Chaque espèce dans la nature a son utilité. Pendant une période déterminée. Des
mouches vivent dans les vapeurs du pétrole, des animaux cavernicoles répondent à la lumière comme une star éblouie par les flashs, des oiseaux suréquipés pour le froid fondent au moindre rayon de
soleil, et un milliard d’autres merveilles nous entourent. C’était déjà la conclusion de Darwin à la fin de l’Origine des Espèces.
Ainsi semble-t-il qu’il faille trouver l’équivalent pour l’espèce humaine.
Il m’est difficile de commencer par la beauté du touriste européen qui part violer des
enfants dans des pays d’Asie aux hôtels « tolérants », et plus encore à celles des patrons des agences qui organisent ces voyages ; il m’est impossible de commencer par l’utilité
d’un trader psychopathe de moins de trente ans qui d’un clic surexcité, parfois dopé à la cocaïne, parfois même pas besoin, fiche en l’air la vie de mille familles d’un coup, super jeu
vidéo.
Alors j’ai commencé par quelque chose de simple, à ma portée, peut-être. A quoi servent
les pauvres, et ceux qui vont de paire comme Charybde suit Scylla : les riches ?
La première étape consistait à me situer, car l’observateur fait partie du système qu’il
observe, même si cette réalité est loin d’être admise par tous, encore maintenant. Donc sur l’échelle d’évaluation de 1 à 10, celle que l’on utilise dans la perception de la douleur, ou 1 signifie la plus grande pauvreté que je puisse imaginer et 10 la plus grande richesse, je me situe bien évidemment au chiffre 5.

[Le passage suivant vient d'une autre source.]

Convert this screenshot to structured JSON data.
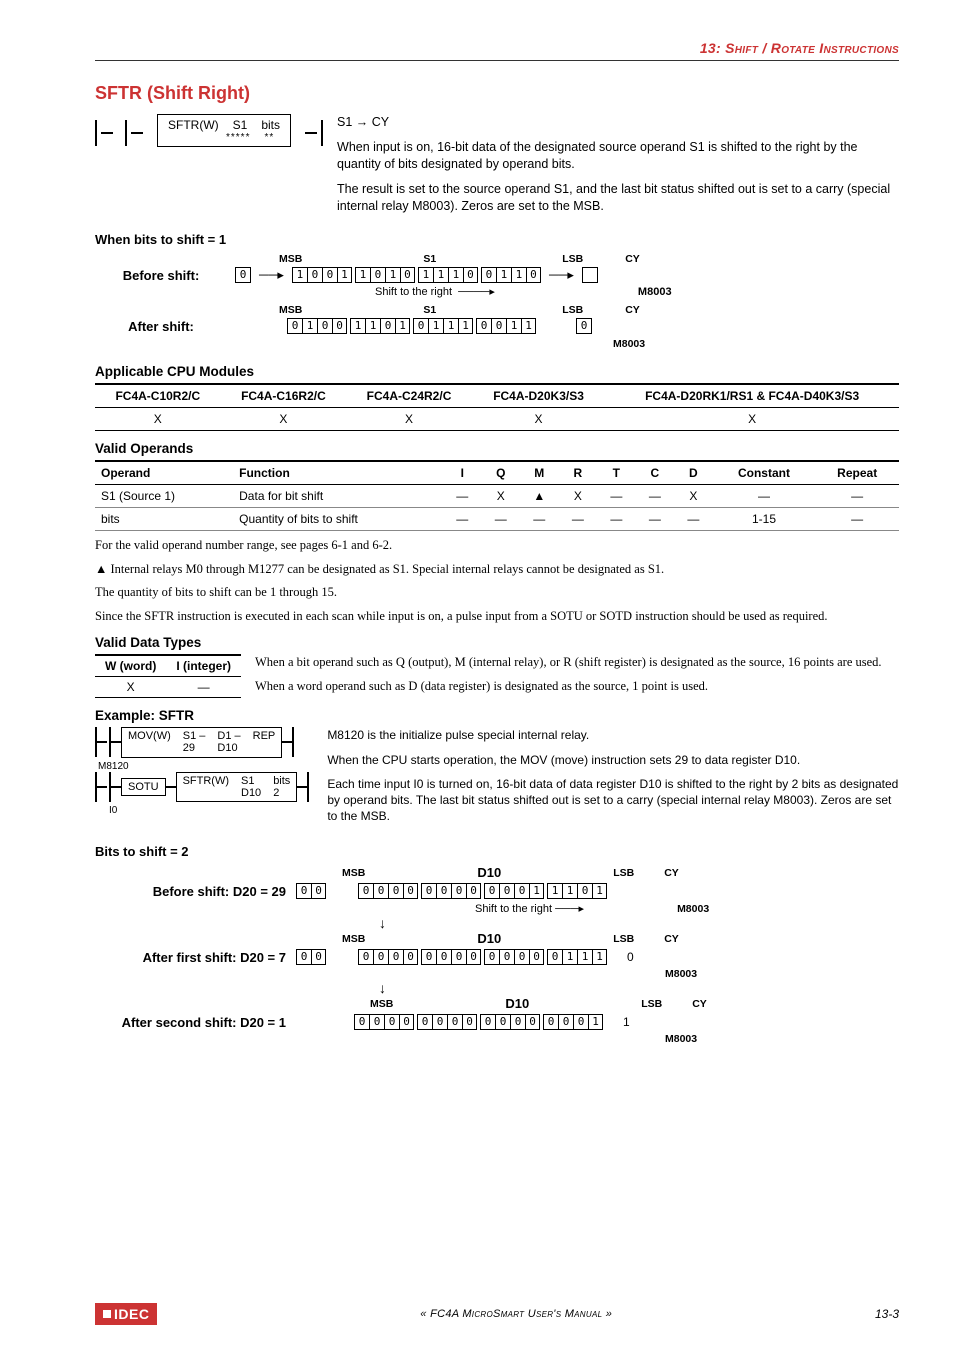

Ensuite, lors des intenses réflexions motivées par le devoir parental, devoir qui oblige à
trouver des réponses à des milliers de questions que l’on ne veut plus se poser une fois adulte, plutôt qu’à renvoyer une baffe ou un grognement, j’ai trouvé que les pauvres servent à, liste non
exhaustive :
- Illustrer les leçons d’éducation civique des classes moyennes : ce n’est plus le clochard à la
sortie de la messe des livres de morale de ma grand-mère, plutôt le SDF à la sortie du centre commercial, mais c’est strictement la même chose : « tu vois Zazie, tu vois Nono », dit
papa ou maman, « si tu travailles pas bien à l’école tu finiras comme le monsieur ou la dame là sur le trottoir sous son carton ».
Ce rôle éducatif indispensable, les pauvres le jouent depuis la nuit des temps.

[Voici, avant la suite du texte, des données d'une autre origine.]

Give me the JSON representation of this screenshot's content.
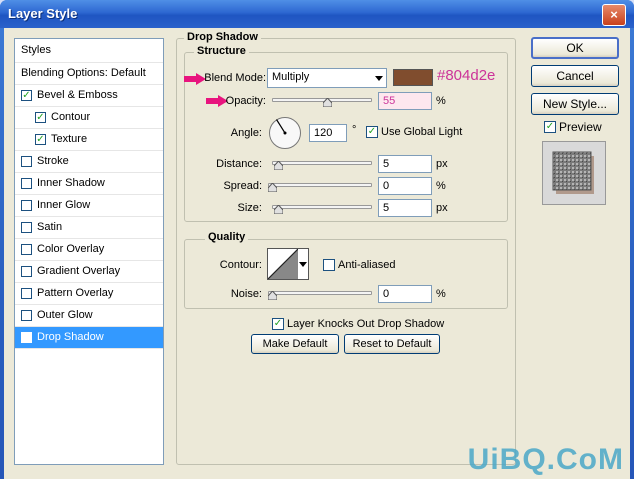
{
  "window": {
    "title": "Layer Style",
    "close_glyph": "×"
  },
  "styles_list": {
    "header": "Styles",
    "items": [
      {
        "label": "Blending Options: Default",
        "has_checkbox": false,
        "checked": false,
        "indent": false,
        "selected": false
      },
      {
        "label": "Bevel & Emboss",
        "has_checkbox": true,
        "checked": true,
        "indent": false,
        "selected": false
      },
      {
        "label": "Contour",
        "has_checkbox": true,
        "checked": true,
        "indent": true,
        "selected": false
      },
      {
        "label": "Texture",
        "has_checkbox": true,
        "checked": true,
        "indent": true,
        "selected": false
      },
      {
        "label": "Stroke",
        "has_checkbox": true,
        "checked": false,
        "indent": false,
        "selected": false
      },
      {
        "label": "Inner Shadow",
        "has_checkbox": true,
        "checked": false,
        "indent": false,
        "selected": false
      },
      {
        "label": "Inner Glow",
        "has_checkbox": true,
        "checked": false,
        "indent": false,
        "selected": false
      },
      {
        "label": "Satin",
        "has_checkbox": true,
        "checked": false,
        "indent": false,
        "selected": false
      },
      {
        "label": "Color Overlay",
        "has_checkbox": true,
        "checked": false,
        "indent": false,
        "selected": false
      },
      {
        "label": "Gradient Overlay",
        "has_checkbox": true,
        "checked": false,
        "indent": false,
        "selected": false
      },
      {
        "label": "Pattern Overlay",
        "has_checkbox": true,
        "checked": false,
        "indent": false,
        "selected": false
      },
      {
        "label": "Outer Glow",
        "has_checkbox": true,
        "checked": false,
        "indent": false,
        "selected": false
      },
      {
        "label": "Drop Shadow",
        "has_checkbox": true,
        "checked": true,
        "indent": false,
        "selected": true
      }
    ]
  },
  "drop_shadow": {
    "title": "Drop Shadow",
    "structure": {
      "title": "Structure",
      "blend_mode_label": "Blend Mode:",
      "blend_mode_value": "Multiply",
      "color_hex": "#804d2e",
      "color_annotation": "#804d2e",
      "opacity_label": "Opacity:",
      "opacity_value": "55",
      "opacity_level": 0.55,
      "opacity_unit": "%",
      "angle_label": "Angle:",
      "angle_value": "120",
      "angle_unit": "°",
      "use_global_light_label": "Use Global Light",
      "use_global_light_checked": true,
      "distance_label": "Distance:",
      "distance_value": "5",
      "distance_unit": "px",
      "spread_label": "Spread:",
      "spread_value": "0",
      "spread_unit": "%",
      "size_label": "Size:",
      "size_value": "5",
      "size_unit": "px"
    },
    "quality": {
      "title": "Quality",
      "contour_label": "Contour:",
      "anti_aliased_label": "Anti-aliased",
      "anti_aliased_checked": false,
      "noise_label": "Noise:",
      "noise_value": "0",
      "noise_unit": "%"
    },
    "layer_knocks_out_label": "Layer Knocks Out Drop Shadow",
    "layer_knocks_out_checked": true,
    "make_default_label": "Make Default",
    "reset_default_label": "Reset to Default"
  },
  "right_panel": {
    "ok_label": "OK",
    "cancel_label": "Cancel",
    "new_style_label": "New Style...",
    "preview_label": "Preview",
    "preview_checked": true
  },
  "watermark": {
    "text": "UiBQ.CoM"
  },
  "colors": {
    "accent_arrow": "#e8147e",
    "annotation_text": "#cc3399",
    "selected_row": "#3399ff",
    "opacity_field_bg": "#fde7ee"
  },
  "icons": {
    "check": "✓",
    "dropdown": "▼"
  }
}
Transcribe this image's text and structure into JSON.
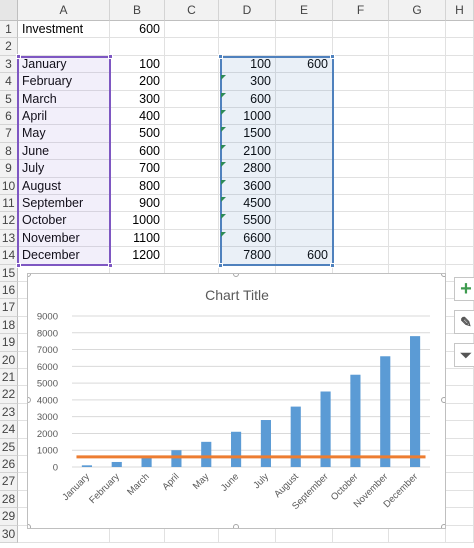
{
  "columns": [
    "A",
    "B",
    "C",
    "D",
    "E",
    "F",
    "G",
    "H"
  ],
  "rows": [
    "1",
    "2",
    "3",
    "4",
    "5",
    "6",
    "7",
    "8",
    "9",
    "10",
    "11",
    "12",
    "13",
    "14",
    "15",
    "16",
    "17",
    "18",
    "19",
    "20",
    "21",
    "22",
    "23",
    "24",
    "25",
    "26",
    "27",
    "28",
    "29",
    "30"
  ],
  "cells": {
    "A1": "Investment",
    "B1": "600",
    "A3": "January",
    "B3": "100",
    "D3": "100",
    "E3": "600",
    "A4": "February",
    "B4": "200",
    "D4": "300",
    "A5": "March",
    "B5": "300",
    "D5": "600",
    "A6": "April",
    "B6": "400",
    "D6": "1000",
    "A7": "May",
    "B7": "500",
    "D7": "1500",
    "A8": "June",
    "B8": "600",
    "D8": "2100",
    "A9": "July",
    "B9": "700",
    "D9": "2800",
    "A10": "August",
    "B10": "800",
    "D10": "3600",
    "A11": "September",
    "B11": "900",
    "D11": "4500",
    "A12": "October",
    "B12": "1000",
    "D12": "5500",
    "A13": "November",
    "B13": "1100",
    "D13": "6600",
    "A14": "December",
    "B14": "1200",
    "D14": "7800",
    "E14": "600"
  },
  "side_buttons": [
    {
      "name": "add-chart-element-icon",
      "glyph": "+"
    },
    {
      "name": "chart-styles-icon",
      "glyph": "✎"
    },
    {
      "name": "chart-filter-icon",
      "glyph": "⏷"
    }
  ],
  "colors": {
    "bar": "#5b9bd5",
    "line": "#ed7d31",
    "selectionA": "#7e57c2",
    "selectionD": "#4f81bd",
    "plus": "#3e9b4f"
  },
  "chart_data": {
    "type": "bar",
    "title": "Chart Title",
    "categories": [
      "January",
      "February",
      "March",
      "April",
      "May",
      "June",
      "July",
      "August",
      "September",
      "October",
      "November",
      "December"
    ],
    "series": [
      {
        "type": "bar",
        "values": [
          100,
          300,
          600,
          1000,
          1500,
          2100,
          2800,
          3600,
          4500,
          5500,
          6600,
          7800
        ]
      },
      {
        "type": "line",
        "values": [
          600,
          600,
          600,
          600,
          600,
          600,
          600,
          600,
          600,
          600,
          600,
          600
        ]
      }
    ],
    "ylim": [
      0,
      9000
    ],
    "yticks": [
      0,
      1000,
      2000,
      3000,
      4000,
      5000,
      6000,
      7000,
      8000,
      9000
    ],
    "grid": true,
    "xlabel": "",
    "ylabel": ""
  }
}
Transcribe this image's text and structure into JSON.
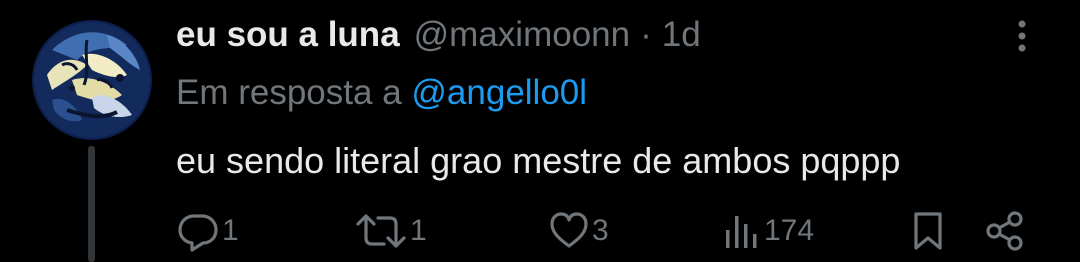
{
  "tweet": {
    "display_name": "eu sou a luna",
    "handle": "@maximoonn",
    "separator": "·",
    "time": "1d",
    "reply_prefix": "Em resposta a",
    "reply_mention": "@angello0l",
    "text": "eu sendo literal grao mestre de ambos pqppp"
  },
  "actions": {
    "replies": "1",
    "retweets": "1",
    "likes": "3",
    "views": "174"
  },
  "colors": {
    "background": "#000000",
    "text_primary": "#e7e9ea",
    "text_secondary": "#71767b",
    "link": "#1d9bf0",
    "thread_line": "#333639"
  },
  "icons": [
    "more-vertical-icon",
    "reply-icon",
    "retweet-icon",
    "like-icon",
    "views-icon",
    "bookmark-icon",
    "share-icon"
  ]
}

Il faut bien sûr pour cela ne pas aller interroger le monsieur sous son carton, et se
rendre compte qu’il a BAC + 5 ou qu’il était chef d’entreprise il y a encore deux ans, comme c’est de plus en plus le cas. Mais nos enfants ne mettent pas en doute nos paroles, dans un premier
temps.
- Ils servent aussi à rassurer les actionnaires quand leur nombre augmente, par le biais du chômage par
exemple. Et le sentiment de sécurité semble être la base de tout, chez l’actionnaire comme chez le nourrisson.
- Ils permettent aussi à ceux qui se définissent encore comme « non pauvres », tout en
refusant ou ne pouvant se nommer « riches », de développer un sentiment de compétence, de bien-être ou simplement de soulagement, bref un tas d’émotions sources d’endomorphines
antidépressives et anxiolytiques. En plus de la méditation et du jogging, faire un séjour dans un asile de nuit du Secours populaire soutient une bonne psychothérapie, voire la remplace plus
efficacement que la « bonne guerre » recommandée par les plus anciens d’entre nous, qui ne sont plus très nombreux, et d’ailleurs à qui ça n’avait finalement pas tant réussi que ça. Les
pauvres, contrairement à la guerre, c’est sans risque de dégâts collatéraux ou de syndrome post-traumatique. Pour cela il faudrait que notre empathie soit beaucoup plus développée que ce qu’elle
n’est en général.
- Et justement, voilà une autre utilité des pauvres, qu’ils partagent avec les victimes, les faibles,
les malades, les vieillards et les enfants : comme l’ont compris depuis longtemps les ordres religieux, leur contact permet de développer chez les plus sensibles d’entre nous, petit à petit
et très lentement mais bon, le sentiment d’empathie voire même la solidarité active qui suit de près ce sentiment. Pour qu’il n’y ait pas de confusion, la solidarité est à la charité ce que
l’empathie est à la pitié, c’est-à-dire, sur le plan des émotions, ce qu’un Van Gogh est à un gribouilleur du dimanche.
Ainsi je n’hésite pas à conclure, et estime avoir fait la preuve scientifique, que les
pauvres sont indispensables à la société humaine. Il n’est donc pas question de les liquider, malgré l’affirmation de certaines soi-disant « bonnes âmes » voulant éradiquer la pauvreté.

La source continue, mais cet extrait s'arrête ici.